Siam, which was named Thailand in 1939, is the only country in southeast Asia that has not been colonised. The kings were able to maintain its independence by giving up small peripheral parts.
The first democratic constitution was made in 1932, and the latest was passed in 1997. It is already debated whether it should be changed, because it leaves much power to the Prime Minister. The countries road to democracy has been pawed with military coups.
We were in Thailand during the campaign prior to the election for parliament, and we saw cars with posters and loudspeakers even in the smallest villages. Many people we spoke with expected that the reigning, somewhat populist party Thai Rak Thai led by the well-off businessman Thaksin Shinawatra would win the election. One of the party's promises was to fight corruption among officials. We have heard that it is common to settle for instance encounters with the police by offering a "donation".
The royal family is highly respected, and it seems to have a political voice. You see portraits of the family everywhere, and related to the King's birthday on December 5th, we met several processions in northern Thailand of local schoolchildren, organisations, policemen and soldiers. The Monarch is a practising Buddhist and at the same time "upholder of all religions".
Falling in love in Thailand
While travelling in Turkey we spoke with modern jet-nomads, who spend their summers in Turkey and their winters in Thailand. While travelling in Thailand we have likewise met many westerners, who have fallen helplessly in love.

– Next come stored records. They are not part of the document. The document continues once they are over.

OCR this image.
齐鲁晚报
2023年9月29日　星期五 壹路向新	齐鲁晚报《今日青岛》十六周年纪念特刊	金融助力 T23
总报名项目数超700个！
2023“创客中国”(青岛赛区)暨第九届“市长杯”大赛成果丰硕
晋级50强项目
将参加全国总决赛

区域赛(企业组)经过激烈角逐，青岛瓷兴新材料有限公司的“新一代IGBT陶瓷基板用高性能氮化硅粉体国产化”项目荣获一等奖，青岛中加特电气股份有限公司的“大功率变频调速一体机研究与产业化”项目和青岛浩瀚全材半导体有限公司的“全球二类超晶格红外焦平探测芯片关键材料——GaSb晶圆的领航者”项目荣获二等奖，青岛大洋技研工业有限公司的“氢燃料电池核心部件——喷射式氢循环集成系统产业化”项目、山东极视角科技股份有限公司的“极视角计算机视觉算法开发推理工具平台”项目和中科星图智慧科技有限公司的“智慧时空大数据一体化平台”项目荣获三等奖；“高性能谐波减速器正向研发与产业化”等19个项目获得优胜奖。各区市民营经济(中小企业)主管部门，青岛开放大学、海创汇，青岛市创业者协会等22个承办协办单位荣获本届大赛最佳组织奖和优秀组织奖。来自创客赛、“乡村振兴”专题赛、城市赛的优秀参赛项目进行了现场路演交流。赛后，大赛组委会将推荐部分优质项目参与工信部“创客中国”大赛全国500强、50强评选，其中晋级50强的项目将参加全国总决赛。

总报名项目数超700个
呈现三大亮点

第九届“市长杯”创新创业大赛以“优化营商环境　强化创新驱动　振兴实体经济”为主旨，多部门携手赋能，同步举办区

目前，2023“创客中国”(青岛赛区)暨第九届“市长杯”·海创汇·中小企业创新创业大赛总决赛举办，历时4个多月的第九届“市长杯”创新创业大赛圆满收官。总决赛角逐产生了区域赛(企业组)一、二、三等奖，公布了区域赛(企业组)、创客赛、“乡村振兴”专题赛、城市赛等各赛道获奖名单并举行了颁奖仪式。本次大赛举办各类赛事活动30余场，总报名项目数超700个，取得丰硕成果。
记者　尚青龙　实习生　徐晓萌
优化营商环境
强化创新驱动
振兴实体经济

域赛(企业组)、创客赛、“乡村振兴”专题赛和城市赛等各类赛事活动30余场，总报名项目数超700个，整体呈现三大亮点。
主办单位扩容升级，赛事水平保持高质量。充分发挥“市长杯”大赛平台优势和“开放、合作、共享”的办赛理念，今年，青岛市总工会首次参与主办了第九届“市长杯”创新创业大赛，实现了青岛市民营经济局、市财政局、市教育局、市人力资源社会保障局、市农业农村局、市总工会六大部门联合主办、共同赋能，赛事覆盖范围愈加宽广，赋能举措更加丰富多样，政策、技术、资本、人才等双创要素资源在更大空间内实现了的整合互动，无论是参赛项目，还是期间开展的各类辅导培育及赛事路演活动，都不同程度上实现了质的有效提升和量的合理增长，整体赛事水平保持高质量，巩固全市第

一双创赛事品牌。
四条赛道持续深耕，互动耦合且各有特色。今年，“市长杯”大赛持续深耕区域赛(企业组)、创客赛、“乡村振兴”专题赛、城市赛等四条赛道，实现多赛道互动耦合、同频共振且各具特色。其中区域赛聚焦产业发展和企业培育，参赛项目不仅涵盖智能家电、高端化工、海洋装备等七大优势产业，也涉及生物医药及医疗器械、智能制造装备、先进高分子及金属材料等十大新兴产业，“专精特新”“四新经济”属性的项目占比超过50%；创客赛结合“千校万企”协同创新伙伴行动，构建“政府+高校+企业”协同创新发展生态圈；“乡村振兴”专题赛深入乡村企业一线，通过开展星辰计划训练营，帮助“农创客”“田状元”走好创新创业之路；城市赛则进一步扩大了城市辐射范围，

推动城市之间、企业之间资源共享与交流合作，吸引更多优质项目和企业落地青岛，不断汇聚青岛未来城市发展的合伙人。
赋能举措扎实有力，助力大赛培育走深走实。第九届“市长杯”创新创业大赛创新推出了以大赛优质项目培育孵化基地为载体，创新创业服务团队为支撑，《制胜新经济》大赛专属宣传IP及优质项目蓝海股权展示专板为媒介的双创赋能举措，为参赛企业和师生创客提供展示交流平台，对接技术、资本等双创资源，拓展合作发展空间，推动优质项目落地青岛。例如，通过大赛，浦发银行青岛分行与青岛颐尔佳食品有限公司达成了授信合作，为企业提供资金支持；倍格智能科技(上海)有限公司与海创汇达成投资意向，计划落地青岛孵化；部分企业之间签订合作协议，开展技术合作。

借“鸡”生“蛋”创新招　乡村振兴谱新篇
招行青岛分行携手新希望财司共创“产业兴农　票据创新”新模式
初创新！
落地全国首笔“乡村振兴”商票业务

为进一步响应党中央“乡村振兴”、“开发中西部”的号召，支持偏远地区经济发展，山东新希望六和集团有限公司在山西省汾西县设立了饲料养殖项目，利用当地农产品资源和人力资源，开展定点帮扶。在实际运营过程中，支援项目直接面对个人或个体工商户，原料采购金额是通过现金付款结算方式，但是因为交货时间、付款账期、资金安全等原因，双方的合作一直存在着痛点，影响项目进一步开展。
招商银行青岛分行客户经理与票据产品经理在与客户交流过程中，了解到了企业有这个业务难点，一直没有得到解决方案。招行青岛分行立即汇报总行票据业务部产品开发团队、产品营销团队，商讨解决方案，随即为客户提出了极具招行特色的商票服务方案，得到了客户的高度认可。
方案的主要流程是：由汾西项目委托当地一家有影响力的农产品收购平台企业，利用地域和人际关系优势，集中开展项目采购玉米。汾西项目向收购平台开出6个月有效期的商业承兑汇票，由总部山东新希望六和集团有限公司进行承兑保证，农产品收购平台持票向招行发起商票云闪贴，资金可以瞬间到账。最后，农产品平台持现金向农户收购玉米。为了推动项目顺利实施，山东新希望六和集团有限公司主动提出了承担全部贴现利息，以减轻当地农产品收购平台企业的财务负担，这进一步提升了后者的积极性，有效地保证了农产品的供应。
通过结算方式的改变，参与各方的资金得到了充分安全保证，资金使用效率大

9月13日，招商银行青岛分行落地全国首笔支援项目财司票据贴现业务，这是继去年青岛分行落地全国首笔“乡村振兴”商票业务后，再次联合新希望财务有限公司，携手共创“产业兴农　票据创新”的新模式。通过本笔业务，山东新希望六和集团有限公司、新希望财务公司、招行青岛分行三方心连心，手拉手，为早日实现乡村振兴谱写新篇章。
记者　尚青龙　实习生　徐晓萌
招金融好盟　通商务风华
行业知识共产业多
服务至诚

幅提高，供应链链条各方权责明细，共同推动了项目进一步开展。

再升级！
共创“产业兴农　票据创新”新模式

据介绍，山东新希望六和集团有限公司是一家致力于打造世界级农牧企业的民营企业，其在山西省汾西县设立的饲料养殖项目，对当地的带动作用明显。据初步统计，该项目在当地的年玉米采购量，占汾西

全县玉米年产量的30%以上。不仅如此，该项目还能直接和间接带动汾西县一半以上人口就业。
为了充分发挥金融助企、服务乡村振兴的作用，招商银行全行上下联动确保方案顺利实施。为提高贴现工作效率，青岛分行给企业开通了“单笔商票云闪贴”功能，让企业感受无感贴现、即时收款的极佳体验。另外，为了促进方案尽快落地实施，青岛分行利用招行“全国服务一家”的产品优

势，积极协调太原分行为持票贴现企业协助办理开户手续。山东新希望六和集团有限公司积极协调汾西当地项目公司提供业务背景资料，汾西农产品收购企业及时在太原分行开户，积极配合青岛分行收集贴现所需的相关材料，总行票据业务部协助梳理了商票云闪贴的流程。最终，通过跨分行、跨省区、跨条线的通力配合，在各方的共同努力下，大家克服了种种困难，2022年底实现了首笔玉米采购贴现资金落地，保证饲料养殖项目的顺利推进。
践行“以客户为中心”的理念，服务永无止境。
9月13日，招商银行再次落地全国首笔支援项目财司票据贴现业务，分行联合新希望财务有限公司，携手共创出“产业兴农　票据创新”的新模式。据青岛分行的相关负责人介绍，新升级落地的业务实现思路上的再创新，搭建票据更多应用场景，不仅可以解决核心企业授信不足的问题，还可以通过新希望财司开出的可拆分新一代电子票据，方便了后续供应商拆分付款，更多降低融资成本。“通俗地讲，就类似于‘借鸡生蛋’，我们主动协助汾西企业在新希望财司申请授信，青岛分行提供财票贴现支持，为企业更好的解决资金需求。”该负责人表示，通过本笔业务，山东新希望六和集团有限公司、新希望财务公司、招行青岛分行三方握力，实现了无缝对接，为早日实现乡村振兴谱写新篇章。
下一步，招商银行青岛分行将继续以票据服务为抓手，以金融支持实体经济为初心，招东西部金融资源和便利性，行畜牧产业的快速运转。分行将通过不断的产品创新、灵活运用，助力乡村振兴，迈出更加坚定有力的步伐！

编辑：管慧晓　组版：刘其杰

Men sometimes combine their love of the country with a relationship to a Thai-woman, while the opposite combination is rare. Some relationships seem equal, while in others the woman's love is obviously for sale. It is also quite common for gay foreign men to have an affair with a Thai man.
Mads has several times been approached by young Thai women, who asked: "Have you got a girlfriend?" They wanted a romantic adventure with a foreigner, and found it disappointing, that he already had a girlfriend in Denmark.
We have met retired Danes, who spend some months during the winter in northern Thailand: "It makes my pension go further; and where can life be better?" We have met representatives of international firms, who hoped to have their contracts prolonged. During a holiday on the island Hanne's brother fell in love with the beautiful bay on Ko Lanta, where he now owns part of a resort.
Thailand seems to be a tropical paradise, but a German businessman with years of experience said: "It also gets to be weekday here." The westerners we have talked with, who have settled in Thailand, have learnt that dialogue across cultures can be challenging. They meet bureaucratic barriers. Solid work when the job has been defined but little tradition of taking initiative. And difficulties in understanding, when an agreement has been reached. One person said: "You never know, if "yes" means "yes", "maybe" or "no", because Thais don't say "no" directly.
But to many "farang" the first fascination becomes a lasting love of the pleasant country, its beautiful culture and smiling people. - We find that quite easy to understand.